А я уже раньше много думал над вопросом, как я буду поступать в случае пожара в каком-нибудь общественном месте. Я читал, что большинство жертв бывает из-за паники и давки. Поэтому я сейчас же вскочил и ринулся к двери. Большинство ребят, валя скамейки и налезая друг на друга, тоже полезли к двери. (Тут, в панике, они даже забыли, что есть другой выход). А я выхватил пустой бульдог, направил на ребят и изо всей силы крикнул:
— Прекратить давку! В очередь!
Ребята, увидев револьвер, подались обратно, по я увидел, что какой-то совершенно обезумевший парень выхватил наган и направил на меня. При визге девчат и общем шуме, конечно, нечего было и думать установить порядок, но кое-кто из ребят меня понял и стали насильно строить очередь, а того парня с наганом оттеснили, и кто-то вырвал у него наган. Я и еще один парень стали с двух сторон двери и выпускали по одному человеку.
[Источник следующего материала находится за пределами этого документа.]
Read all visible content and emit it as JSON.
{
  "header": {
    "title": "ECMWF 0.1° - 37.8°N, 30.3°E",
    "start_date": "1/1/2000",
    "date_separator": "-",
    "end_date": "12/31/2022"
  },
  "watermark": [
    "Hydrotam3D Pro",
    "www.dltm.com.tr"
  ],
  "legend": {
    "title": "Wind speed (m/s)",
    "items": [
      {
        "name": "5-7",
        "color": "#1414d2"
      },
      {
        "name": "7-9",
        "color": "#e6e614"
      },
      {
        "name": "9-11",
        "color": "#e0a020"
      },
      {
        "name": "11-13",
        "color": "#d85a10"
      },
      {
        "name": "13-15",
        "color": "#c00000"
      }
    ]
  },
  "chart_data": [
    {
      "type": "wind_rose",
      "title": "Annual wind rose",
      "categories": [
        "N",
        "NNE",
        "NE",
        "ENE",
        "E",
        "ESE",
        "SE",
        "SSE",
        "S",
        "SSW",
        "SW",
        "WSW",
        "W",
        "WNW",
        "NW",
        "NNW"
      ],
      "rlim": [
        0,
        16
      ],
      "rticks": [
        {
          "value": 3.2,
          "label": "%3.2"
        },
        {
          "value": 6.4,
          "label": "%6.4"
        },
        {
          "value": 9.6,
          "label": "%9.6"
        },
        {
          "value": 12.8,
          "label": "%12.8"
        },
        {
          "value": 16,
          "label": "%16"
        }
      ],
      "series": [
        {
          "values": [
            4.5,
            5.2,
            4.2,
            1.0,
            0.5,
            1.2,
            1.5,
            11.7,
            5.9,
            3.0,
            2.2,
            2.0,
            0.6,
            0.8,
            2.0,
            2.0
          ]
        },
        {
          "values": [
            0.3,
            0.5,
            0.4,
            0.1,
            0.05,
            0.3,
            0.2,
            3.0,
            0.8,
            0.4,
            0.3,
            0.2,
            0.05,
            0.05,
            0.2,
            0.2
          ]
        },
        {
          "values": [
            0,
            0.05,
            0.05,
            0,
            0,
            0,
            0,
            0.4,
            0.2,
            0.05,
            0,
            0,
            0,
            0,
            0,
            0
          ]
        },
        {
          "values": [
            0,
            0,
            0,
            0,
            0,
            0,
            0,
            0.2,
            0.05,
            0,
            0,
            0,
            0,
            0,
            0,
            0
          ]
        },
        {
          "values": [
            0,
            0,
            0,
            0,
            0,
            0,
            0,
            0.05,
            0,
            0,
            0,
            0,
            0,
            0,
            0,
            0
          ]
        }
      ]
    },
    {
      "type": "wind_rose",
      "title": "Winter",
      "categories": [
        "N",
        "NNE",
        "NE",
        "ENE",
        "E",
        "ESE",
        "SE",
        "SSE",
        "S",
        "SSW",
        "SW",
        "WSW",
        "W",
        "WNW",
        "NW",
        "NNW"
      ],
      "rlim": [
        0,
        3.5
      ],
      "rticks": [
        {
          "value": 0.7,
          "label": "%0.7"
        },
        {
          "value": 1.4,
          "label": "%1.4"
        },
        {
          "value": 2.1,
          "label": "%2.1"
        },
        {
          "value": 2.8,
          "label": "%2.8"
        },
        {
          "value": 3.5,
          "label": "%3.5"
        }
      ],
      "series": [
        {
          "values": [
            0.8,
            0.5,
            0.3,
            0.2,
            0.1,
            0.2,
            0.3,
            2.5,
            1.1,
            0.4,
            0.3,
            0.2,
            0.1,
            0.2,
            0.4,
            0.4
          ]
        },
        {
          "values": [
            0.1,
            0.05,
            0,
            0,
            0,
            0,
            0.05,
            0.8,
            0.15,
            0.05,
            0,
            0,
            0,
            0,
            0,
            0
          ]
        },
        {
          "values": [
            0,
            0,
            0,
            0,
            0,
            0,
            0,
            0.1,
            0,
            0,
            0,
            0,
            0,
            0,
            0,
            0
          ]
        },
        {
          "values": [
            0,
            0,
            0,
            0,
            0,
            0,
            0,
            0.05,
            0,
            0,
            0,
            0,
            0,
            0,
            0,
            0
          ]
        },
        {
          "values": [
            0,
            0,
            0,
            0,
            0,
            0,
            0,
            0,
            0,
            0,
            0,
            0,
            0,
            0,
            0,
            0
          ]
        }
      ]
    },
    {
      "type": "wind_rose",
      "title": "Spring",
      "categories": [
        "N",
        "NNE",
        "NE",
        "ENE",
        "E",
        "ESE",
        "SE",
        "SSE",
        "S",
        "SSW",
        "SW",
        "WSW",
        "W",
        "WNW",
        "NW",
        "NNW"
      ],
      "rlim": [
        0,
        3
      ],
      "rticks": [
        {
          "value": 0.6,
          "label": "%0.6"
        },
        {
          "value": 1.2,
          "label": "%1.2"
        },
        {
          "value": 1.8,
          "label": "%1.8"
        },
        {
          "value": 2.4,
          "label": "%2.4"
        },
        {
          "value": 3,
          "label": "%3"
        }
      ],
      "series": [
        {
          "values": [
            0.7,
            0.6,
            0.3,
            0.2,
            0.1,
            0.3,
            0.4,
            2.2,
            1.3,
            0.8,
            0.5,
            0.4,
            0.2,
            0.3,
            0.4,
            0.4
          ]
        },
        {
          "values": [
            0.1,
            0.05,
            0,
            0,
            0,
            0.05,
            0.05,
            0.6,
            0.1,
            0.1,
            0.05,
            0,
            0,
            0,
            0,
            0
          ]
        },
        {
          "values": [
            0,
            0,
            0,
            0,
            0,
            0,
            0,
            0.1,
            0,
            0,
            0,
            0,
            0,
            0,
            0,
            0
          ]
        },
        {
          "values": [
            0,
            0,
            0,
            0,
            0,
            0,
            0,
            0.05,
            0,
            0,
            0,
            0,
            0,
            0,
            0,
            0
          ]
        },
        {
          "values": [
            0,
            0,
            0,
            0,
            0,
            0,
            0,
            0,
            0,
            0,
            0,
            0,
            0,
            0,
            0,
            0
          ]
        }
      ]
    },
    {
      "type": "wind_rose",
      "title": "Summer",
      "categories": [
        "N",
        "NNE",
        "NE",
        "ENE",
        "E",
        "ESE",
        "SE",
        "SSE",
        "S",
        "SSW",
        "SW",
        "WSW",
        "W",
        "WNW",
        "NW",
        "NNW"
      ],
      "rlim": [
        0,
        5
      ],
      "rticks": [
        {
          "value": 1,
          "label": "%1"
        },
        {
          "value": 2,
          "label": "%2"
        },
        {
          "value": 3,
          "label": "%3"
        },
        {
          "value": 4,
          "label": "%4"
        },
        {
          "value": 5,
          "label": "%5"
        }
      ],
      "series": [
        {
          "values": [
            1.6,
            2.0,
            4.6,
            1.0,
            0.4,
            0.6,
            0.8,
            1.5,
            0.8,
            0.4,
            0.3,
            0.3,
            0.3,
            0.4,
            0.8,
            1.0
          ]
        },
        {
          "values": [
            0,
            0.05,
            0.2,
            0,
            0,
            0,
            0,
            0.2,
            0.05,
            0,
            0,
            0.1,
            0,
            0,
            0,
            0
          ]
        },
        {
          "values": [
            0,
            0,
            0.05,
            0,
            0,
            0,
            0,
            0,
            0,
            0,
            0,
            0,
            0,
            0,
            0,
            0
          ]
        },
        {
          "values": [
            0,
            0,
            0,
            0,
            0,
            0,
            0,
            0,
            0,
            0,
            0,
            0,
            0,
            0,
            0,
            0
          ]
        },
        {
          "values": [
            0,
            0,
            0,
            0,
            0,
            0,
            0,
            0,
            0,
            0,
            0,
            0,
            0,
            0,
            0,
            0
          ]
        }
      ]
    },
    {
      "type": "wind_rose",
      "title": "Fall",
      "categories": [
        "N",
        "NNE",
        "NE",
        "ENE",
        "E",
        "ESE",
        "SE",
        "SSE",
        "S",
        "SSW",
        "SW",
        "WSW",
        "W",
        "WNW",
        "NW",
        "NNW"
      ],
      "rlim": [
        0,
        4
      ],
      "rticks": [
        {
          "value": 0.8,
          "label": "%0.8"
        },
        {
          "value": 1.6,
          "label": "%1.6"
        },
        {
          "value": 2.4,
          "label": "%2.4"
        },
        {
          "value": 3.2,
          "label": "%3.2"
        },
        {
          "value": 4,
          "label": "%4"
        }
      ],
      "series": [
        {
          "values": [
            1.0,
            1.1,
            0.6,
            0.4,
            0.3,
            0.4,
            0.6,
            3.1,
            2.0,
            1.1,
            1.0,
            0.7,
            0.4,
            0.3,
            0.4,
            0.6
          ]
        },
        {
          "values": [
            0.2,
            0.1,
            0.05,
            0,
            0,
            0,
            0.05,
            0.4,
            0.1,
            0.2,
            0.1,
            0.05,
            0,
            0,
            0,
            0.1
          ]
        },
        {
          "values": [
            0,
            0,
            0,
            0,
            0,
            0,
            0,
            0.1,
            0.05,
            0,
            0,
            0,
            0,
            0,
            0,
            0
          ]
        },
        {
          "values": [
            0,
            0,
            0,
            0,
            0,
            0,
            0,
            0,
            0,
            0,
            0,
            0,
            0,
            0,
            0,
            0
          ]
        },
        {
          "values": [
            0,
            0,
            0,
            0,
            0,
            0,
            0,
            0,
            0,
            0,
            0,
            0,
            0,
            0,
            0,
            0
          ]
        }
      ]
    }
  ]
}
Но в это время на сцену выскочил Ванька Петухов и совершенно спокойно стал говорить. К нему прислушались.
— Опасности никакой нет, — сказал Ванька, — затлела декорация и ее удалось потушить. Но все-таки лучше расходиться.
Тут ребята перестали напирать и уже совершенно спокойно вышли. А потом оказалось, что тлела вовсе не одна декорация, и в тот момент, когда Ванька стоял на сцене, была полная опасность пожара.
А я все-таки очень доволен собой, что пытался установить порядок.
Я пришел к Зин-Палне — специально поговорить о речи Николая Петровича.
— Мне сейчас некогда, — сказала Зин-Пална. — Поговорим и о Шахове, и о Николае Петровиче — потом. Сейчас запомните одно, Рябцев. Кроме старой, есть еще новая интеллигенция, о которой Николай Петрович забыл.
ПРОБЛЕМА СМЕРТИ
Передо мной во весь рост стоит теперь вопрос о том, какой выбрать факультет. Сначала, конечно, придется поступить на тот факультет и в то отделение, где больше мест. Говорят, что оттуда можно будет перейти на другой в середине года или на второй год; но это надо проверить, потому что может получиться такая история, что поступишь, скажем, на физмат (а там больше всего вакансий), а потом и кончай вуз по физмату, чего я совершенно не желаю: придется всю жизнь делать физические опыты или, еще того хуже,— решать задачки.
Есть еще «архизетис». В него входят отделения: историко-археологическое, этнофак и изобретательное. Мне этот архизетис не нравится потому, что на нем придется копаться в прошлом, а меня больше интересует настоящее. Да к кому не подойди — хотя к тем же рабочим на Ванькиной фабрике — да спроси: как жили раньше? Не очень-то охотно рассказывают. Это только в очередях ругаются, что раньше жизнь лучше была, и какой-то «при царе порядок» вспоминают. А рабочие больше интересуются, какая предстоит жизнь в будущем, как ее устроить в общегосударственном масштабе или в маленьком масштабе каждого отдельного рабочего? Я много об этом разговаривал с рабочими. Даже сезонники, и те больше меня спрашивали: — а чо дальше, паря, будет? По-моему, на архизетисе этого не узнаешь. Вот почему я против архизетиса.
Потом, кроме медфака, на который я итти не хочу, потому что не чувствую в себе призвания к докторской работе (скажите «а», вздохните, сядьте, покажите ваши испражнения), есть еще Лито и Совправо. На факультете советского права есть разные отделения, в том числе судебное, административное, хозправовое и международники. Значит, можно быть народным судьей, председателем или секретарем совета. Самое интересное, конечно, быть дипкурьром. Но здесь вступает в силу пролетарская диктатура. Нужно делать не то, что тебе индивидуально интересно (ведь я могу об’явить, что мне интересней всего валяться целыми днями на кровати или сидеть с утра до вечера в кино), а то, что необходимо в этот тяжелый, переходный момент пролетарской республике. Значит, занимать нужно то место, на котором можно больше всего принести пользы, хотя индивидуально это место тебе неинтересно и даже противно.